The method iteratively approximates a pixel art by sampling values based on the orientation of edges in the input image. Then it applies unsupervised machine learning to generate the basis for an 8-bit color palette.
pip3 install git+https://github.com/sedthh/pyxelate.git
from pyxelate import Pyxelate
from skimage import io
import matplotlib.pyplot as plt
img = io.imread("blade_runner.jpg")
# generate pixel art that is 1/14 the size
height, width, _ = img.shape
factor = 14
colors = 6
dither = True
p = Pyxelate(height // factor, width // factor, colors, dither)
img_small = p.convert(img) # convert an image with these settings
_, axes = plt.subplots(1, 2, figsize=(16, 16))
axes[0].imshow(img)
axes[1].imshow(img_small)
plt.show()
The Pyxelate() class accepts the following init parameters:
- height: the height of the result image (height was chosen to be first parameter to mirror the array representation).
- width: the width of the result image.
- color: the number of colors (default is 8). If the Bayesian Gaussian Mixture model did not converge try a different number of colors.
- dither: apply dithering (default is True).
- alpha (only for images with alpha channel, and sequences): images with alpha channel will be converted in a way, that the pixels will either be transparent or visible above this threshold (default is .60).
- regenerate_palette: if set to False, then the palette will only be generated once, and all future images will be generated using this original palette. This is useful for generating a sequence of images with the same palette (the default value is True, all images will have their own palettes).
- keyframe (only for sequences): the percentage of absolute difference required between two images for the latter to be considered a new keyframe (default is .60).
- sensitivity (only for sequences): the percentage of mean absolute difference required between two similar images to re-generate an area (default is .07).
- random_state: the random state for the Bayesian Gaussian Mixture model (default is 0).
Once the class is created, call convert(image) by passing a NumPy array representation of the image. The function will return another NumPy array.
NOTE: the conversion process is pretty time consuming, generating large pixel arts can take quite a while! Converting large lists of images will also take a while to start the conversion.
There is a separate function for converting image sequences. The function takes a list of NumPy array representation of images and returns a generator yielding for NumPy arrays.
Before the conversion process starts, the function takes all images, calculates the differences between frames then only converts the areas that are different, making the output look more static as if it was composed of different layers. The palette is generated from all keyframes and differences combined.

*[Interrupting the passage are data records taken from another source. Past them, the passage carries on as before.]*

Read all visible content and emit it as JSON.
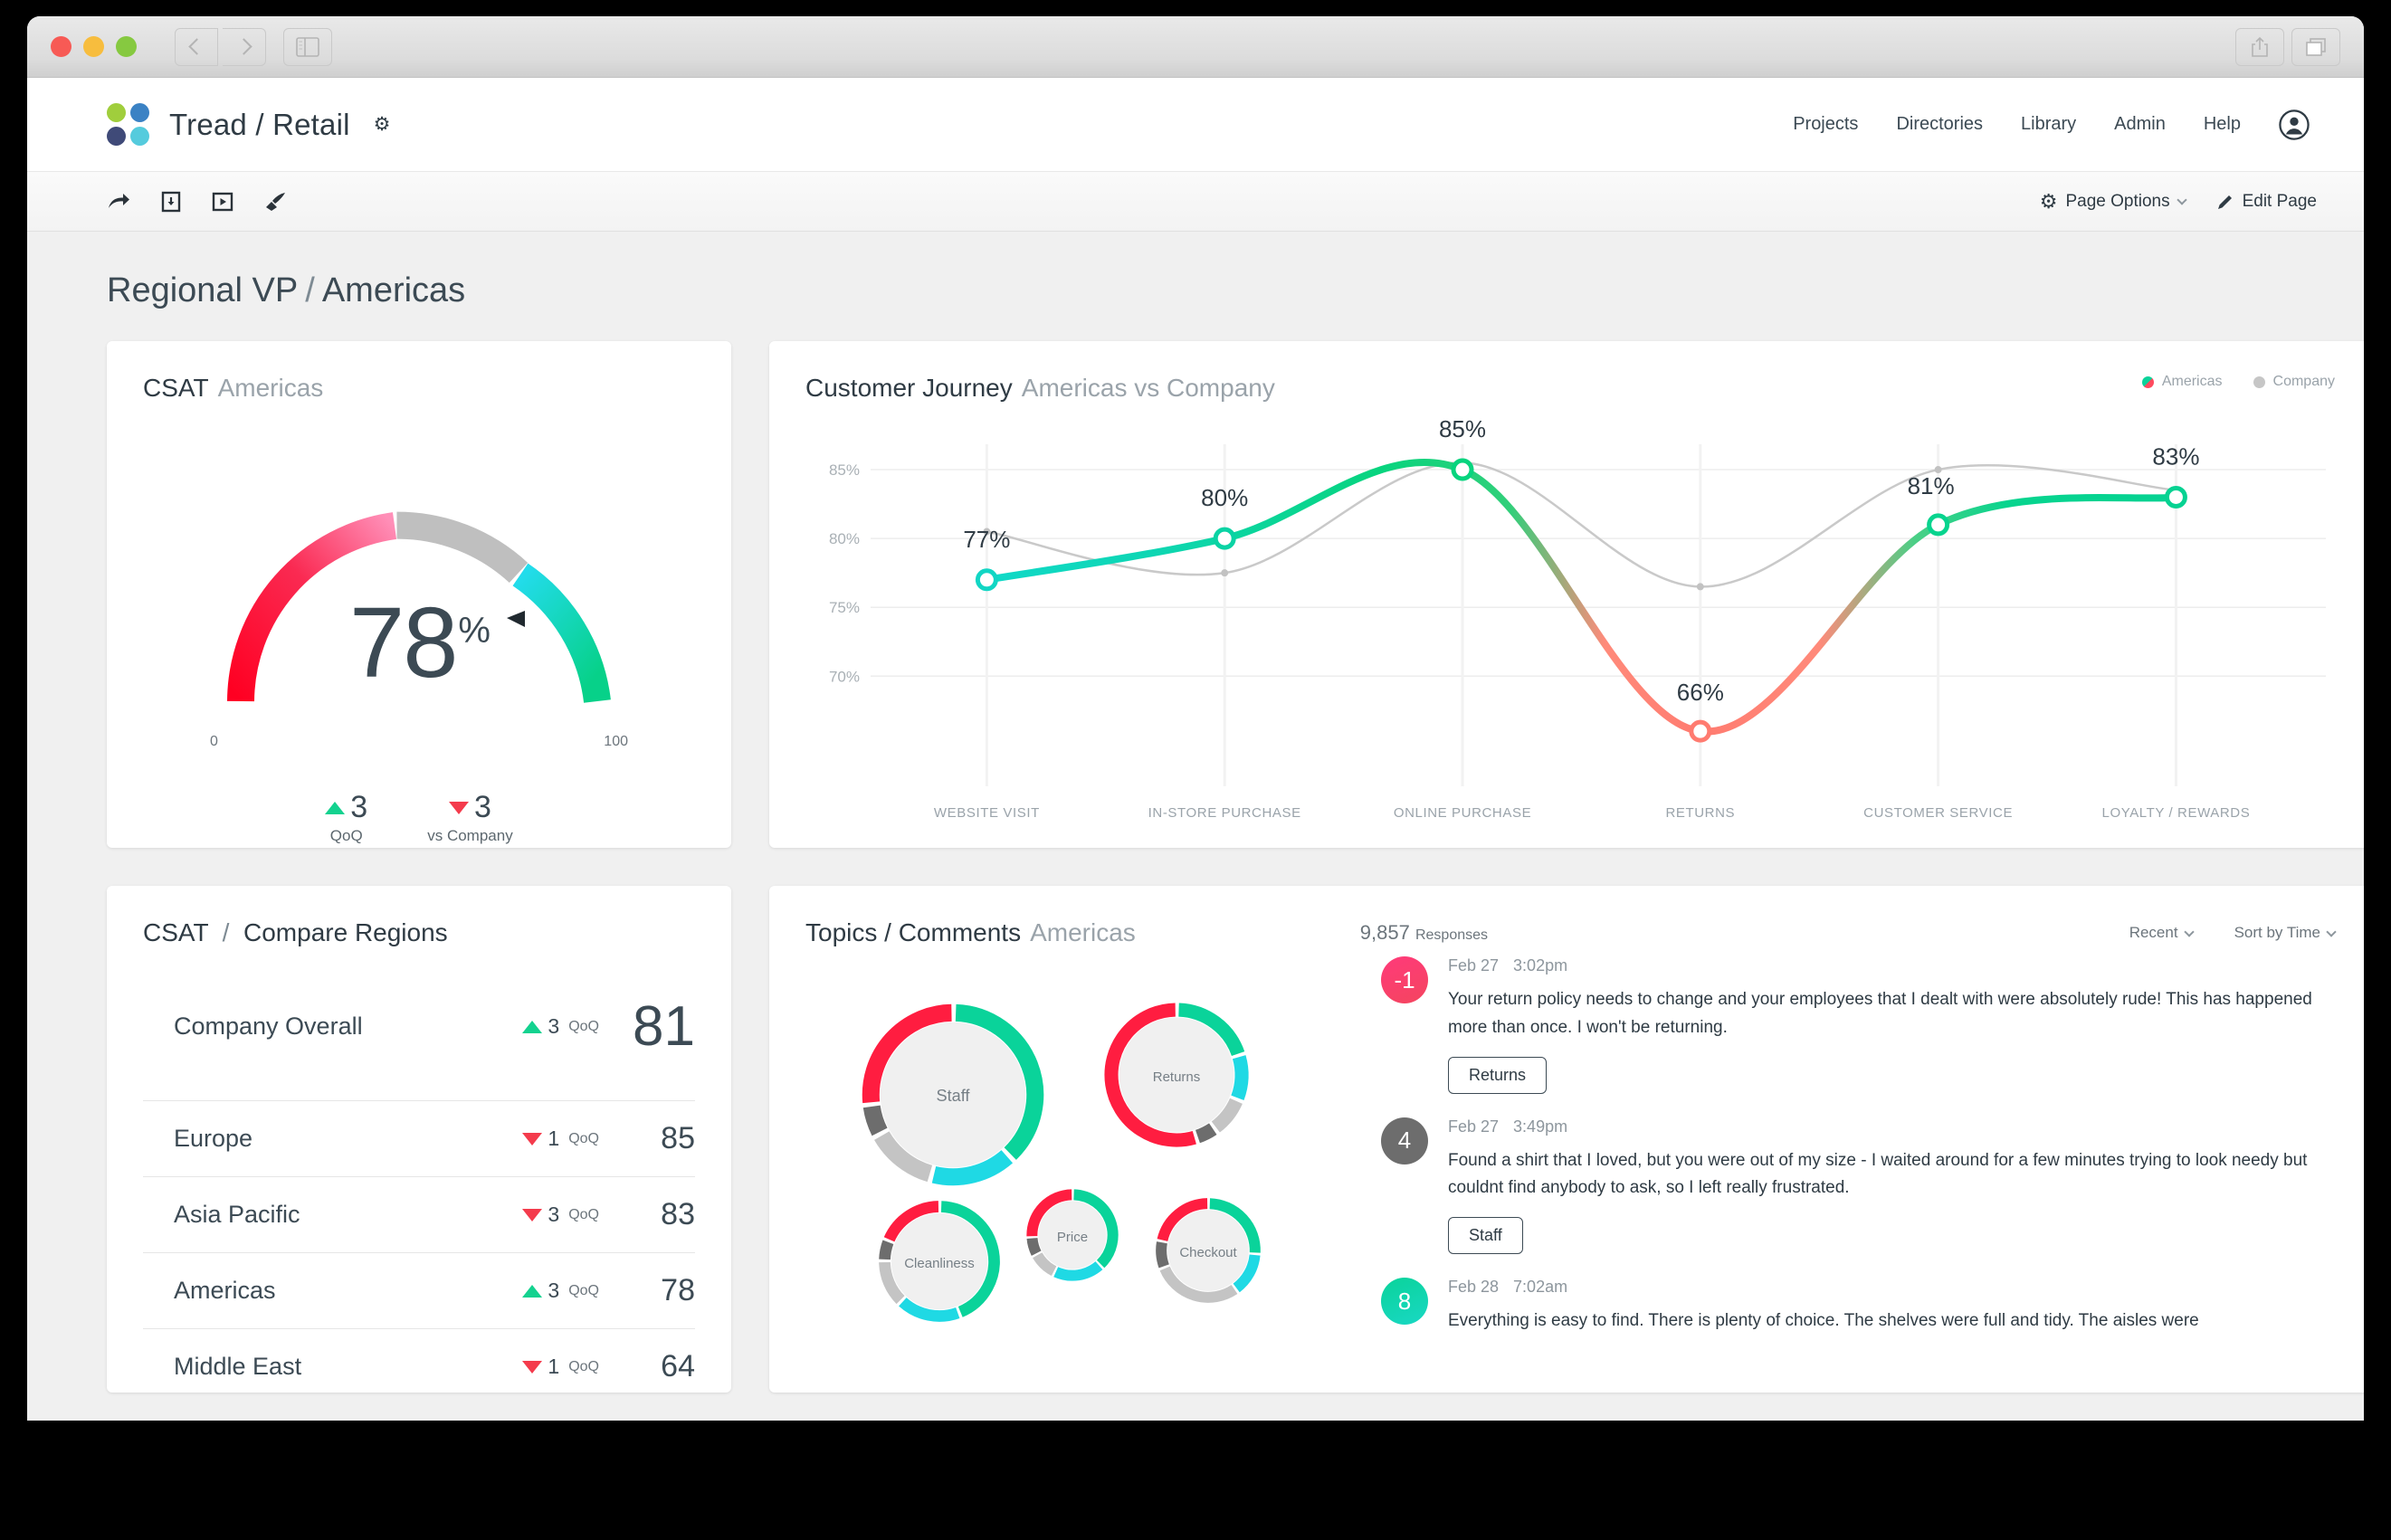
{
  "window": {
    "back_icon": "chevron-left-icon",
    "forward_icon": "chevron-right-icon",
    "sidebar_icon": "sidebar-toggle-icon",
    "share_icon": "share-icon",
    "tabs_icon": "tabs-icon"
  },
  "header": {
    "brand": "Tread / Retail",
    "brand_settings_icon": "gear-icon",
    "logo_colors": [
      "#a0ce3c",
      "#3b82c4",
      "#3f4a78",
      "#55cbdd"
    ],
    "nav": [
      {
        "label": "Projects"
      },
      {
        "label": "Directories"
      },
      {
        "label": "Library"
      },
      {
        "label": "Admin"
      },
      {
        "label": "Help"
      }
    ],
    "avatar_icon": "account-circle-icon"
  },
  "toolbar": {
    "icons": [
      "share-arrow-icon",
      "download-document-icon",
      "present-icon",
      "brush-icon"
    ],
    "page_options": "Page Options",
    "page_options_icon": "gear-icon",
    "edit_page": "Edit Page",
    "edit_page_icon": "pencil-icon"
  },
  "page": {
    "title_primary": "Regional VP",
    "title_sep": "/",
    "title_secondary": "Americas"
  },
  "gauge": {
    "title": "CSAT",
    "subtitle": "Americas",
    "value": "78",
    "unit": "%",
    "min_label": "0",
    "max_label": "100",
    "deltas": [
      {
        "direction": "up",
        "value": "3",
        "label": "QoQ"
      },
      {
        "direction": "down",
        "value": "3",
        "label": "vs Company"
      }
    ]
  },
  "journey": {
    "title": "Customer Journey",
    "subtitle": "Americas vs Company",
    "legend": [
      {
        "label": "Americas",
        "color": "#0ad39a"
      },
      {
        "label": "Company",
        "color": "#c6c6c6"
      }
    ]
  },
  "compare": {
    "title_primary": "CSAT",
    "title_sep": "/",
    "title_secondary": "Compare Regions",
    "qoq_label": "QoQ",
    "rows": [
      {
        "name": "Company Overall",
        "direction": "up",
        "delta": "3",
        "score": "81",
        "big": true
      },
      {
        "name": "Europe",
        "direction": "down",
        "delta": "1",
        "score": "85",
        "big": false
      },
      {
        "name": "Asia Pacific",
        "direction": "down",
        "delta": "3",
        "score": "83",
        "big": false
      },
      {
        "name": "Americas",
        "direction": "up",
        "delta": "3",
        "score": "78",
        "big": false
      },
      {
        "name": "Middle East",
        "direction": "down",
        "delta": "1",
        "score": "64",
        "big": false
      }
    ]
  },
  "topics": {
    "title": "Topics / Comments",
    "subtitle": "Americas",
    "responses_count": "9,857",
    "responses_label": "Responses",
    "filter_recent": "Recent",
    "sort_by": "Sort by Time",
    "bubbles": [
      {
        "label": "Staff"
      },
      {
        "label": "Returns"
      },
      {
        "label": "Cleanliness"
      },
      {
        "label": "Price"
      },
      {
        "label": "Checkout"
      }
    ],
    "comments": [
      {
        "score": "-1",
        "badge_color": "#f6426a",
        "date": "Feb 27",
        "time": "3:02pm",
        "text": "Your return policy needs to change and your employees that I dealt with were absolutely rude!  This has happened more than once.  I won't be returning.",
        "tag": "Returns"
      },
      {
        "score": "4",
        "badge_color": "#6d6d6d",
        "date": "Feb 27",
        "time": "3:49pm",
        "text": "Found a shirt that I loved, but you were out of my size - I waited around for a few minutes trying to look needy but couldnt find anybody to ask, so I left really frustrated.",
        "tag": "Staff"
      },
      {
        "score": "8",
        "badge_color": "#0ad39a",
        "date": "Feb 28",
        "time": "7:02am",
        "text": "Everything is easy to find. There is plenty of choice. The shelves were full and tidy. The aisles were",
        "tag": ""
      }
    ]
  },
  "chart_data": {
    "type": "line",
    "title": "Customer Journey",
    "subtitle": "Americas vs Company",
    "categories": [
      "WEBSITE VISIT",
      "IN-STORE PURCHASE",
      "ONLINE PURCHASE",
      "RETURNS",
      "CUSTOMER SERVICE",
      "LOYALTY / REWARDS"
    ],
    "series": [
      {
        "name": "Americas",
        "values": [
          77,
          80,
          85,
          66,
          81,
          83
        ],
        "labels": [
          "77%",
          "80%",
          "85%",
          "66%",
          "81%",
          "83%"
        ]
      },
      {
        "name": "Company",
        "values": [
          80.5,
          77.5,
          85.5,
          76.5,
          85,
          83.5
        ],
        "labels": []
      }
    ],
    "ylabel": "",
    "xlabel": "",
    "yticks": [
      85,
      80,
      75,
      70
    ],
    "ytick_labels": [
      "85%",
      "80%",
      "75%",
      "70%"
    ],
    "ylim": [
      66,
      87
    ],
    "grid": true,
    "legend_position": "top-right"
  },
  "gauge_chart": {
    "type": "gauge",
    "value": 78,
    "min": 0,
    "max": 100,
    "bands": [
      {
        "from": 0,
        "to": 45,
        "color_from": "#ff0022",
        "color_to": "#ff8fb2"
      },
      {
        "from": 45,
        "to": 68,
        "color": "#bfbfbf"
      },
      {
        "from": 68,
        "to": 100,
        "color_from": "#1fe0e8",
        "color_to": "#0ad18c"
      }
    ],
    "needle": 78
  },
  "bubbles_chart": {
    "type": "pie",
    "items": [
      {
        "label": "Staff",
        "radius": 126,
        "segments": [
          38,
          16,
          13,
          6,
          27
        ]
      },
      {
        "label": "Returns",
        "radius": 100,
        "segments": [
          20,
          11,
          9,
          5,
          55
        ]
      },
      {
        "label": "Cleanliness",
        "radius": 84,
        "segments": [
          44,
          18,
          13,
          6,
          19
        ]
      },
      {
        "label": "Price",
        "radius": 62,
        "segments": [
          38,
          19,
          10,
          7,
          26
        ]
      },
      {
        "label": "Checkout",
        "radius": 72,
        "segments": [
          26,
          14,
          29,
          9,
          22
        ]
      }
    ],
    "segment_colors": [
      "#0ad39a",
      "#1fd9e4",
      "#c4c4c4",
      "#6d6d6d",
      "#ff1d40"
    ]
  }
}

from pyxelate import Pyxelate
from skimage import io
images = []
for file in ("frame_1.png", "frame_2.png", "frame_3.png"):
images.append(io.imread(file))
# dither=False, regenerate_palette=False are recommended options for sequences
p = Pyxelate(72, 128, 15, dither=False, regenerate_palette=False)
i = 1
for img in p.convert_sequence(images):
# this will load for a while before the first image
# is desampled and yielded
io.imsave(f"convert_{i}.png", img)
i += 1
It is recommended to only convert shorter sequences that are aesthetically similar.
The method applies a few computer vision functions for preprocessing. Then simple convolutions are applied on the images. The downsampled areas are calculated based on their gradients' magnitudes and orientation.

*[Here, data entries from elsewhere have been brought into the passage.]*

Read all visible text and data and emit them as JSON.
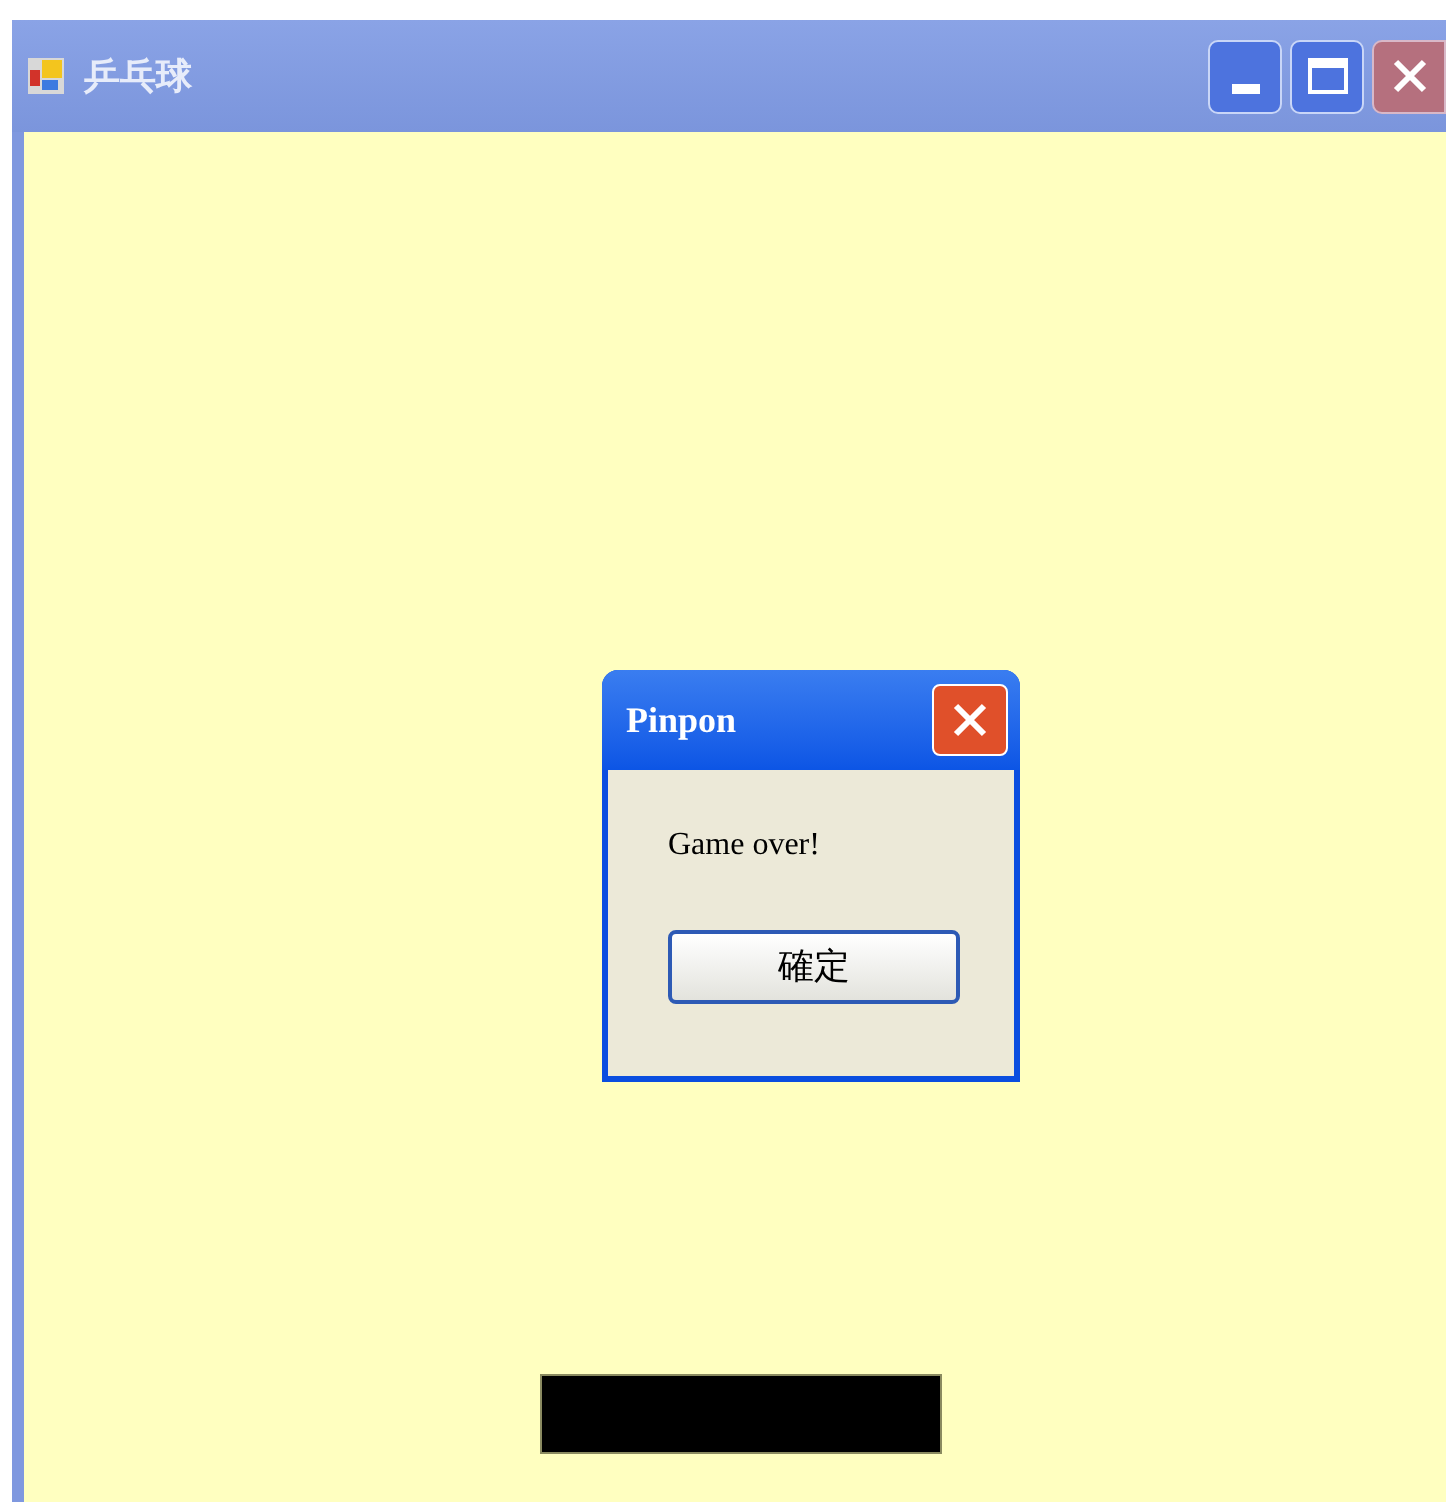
{
  "window": {
    "title": "乒乓球"
  },
  "dialog": {
    "title": "Pinpon",
    "message": "Game over!",
    "button": "確定"
  }
}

The function was inspired by the Histogram of Oriented Gradients method.
Once it's done, a Bayesian Gaussian Mixture model is fitted (instead of conventional K-means) to find a reduced palette.
Using the centroids of the overlapping gaussians as "mean" colors is an empirically better choice,
as cluster centroids for rare colors would have less effect on the rest of the palette due to
their smaller covariances (allowing flatter gaussians to eventually take over).

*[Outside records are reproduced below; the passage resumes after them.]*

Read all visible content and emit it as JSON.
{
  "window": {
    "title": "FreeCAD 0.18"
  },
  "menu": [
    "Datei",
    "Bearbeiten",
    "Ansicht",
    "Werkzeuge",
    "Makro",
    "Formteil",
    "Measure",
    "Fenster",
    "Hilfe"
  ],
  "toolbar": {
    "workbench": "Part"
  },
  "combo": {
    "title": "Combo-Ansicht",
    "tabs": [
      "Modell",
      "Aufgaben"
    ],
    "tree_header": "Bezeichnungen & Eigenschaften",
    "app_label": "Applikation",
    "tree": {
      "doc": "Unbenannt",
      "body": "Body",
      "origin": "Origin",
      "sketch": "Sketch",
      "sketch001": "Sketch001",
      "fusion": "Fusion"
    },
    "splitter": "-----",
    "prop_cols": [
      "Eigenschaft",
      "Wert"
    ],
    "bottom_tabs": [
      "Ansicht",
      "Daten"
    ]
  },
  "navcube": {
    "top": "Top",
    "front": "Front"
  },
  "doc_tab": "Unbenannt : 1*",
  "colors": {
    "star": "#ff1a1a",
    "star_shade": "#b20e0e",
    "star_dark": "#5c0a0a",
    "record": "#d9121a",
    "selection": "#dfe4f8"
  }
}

Since it also predicts probabilities, iteratively polling from the first and second best prediction over a threshold allows simple dithering.
The dirichlet distributions will put less weight on unnecessary clusters as well.
Sequences are calculated by measuring the differences between frames, and only applying the process on areas whose absolute difference is over a threshold.
pyx.py
is the command line interface for the Pyxelate class and accepts a bunch of arguments to process multiple files one after another.
usage: pyx.py [-h help] [-i folder of input images or path to single image]
[-o folder of output images] [-f scale down input image by factor]
[-s scale up output image by factor] [-c colors] [-d dither] [-a alpha]
[-r regenerate_palette] [-t random_state] [-w warnings] [-S sequence]
If no --output was defined, a pyxelated/ folder will be created for output images.
There is also a basic GUI that runs the CLI from a Tkinter window.
The Pyxelate class requires Python 3.7+ and relies on the following libraries to run:
There are 2 known bottlenecks in the script caused by iterating over the image matrix. If you can figure out a more efficient method (or are able to rewrite it as a GPU shader) it would be great!
The source code is available under the MIT license but I would appreciate the credit if your creation uses Pyxelate!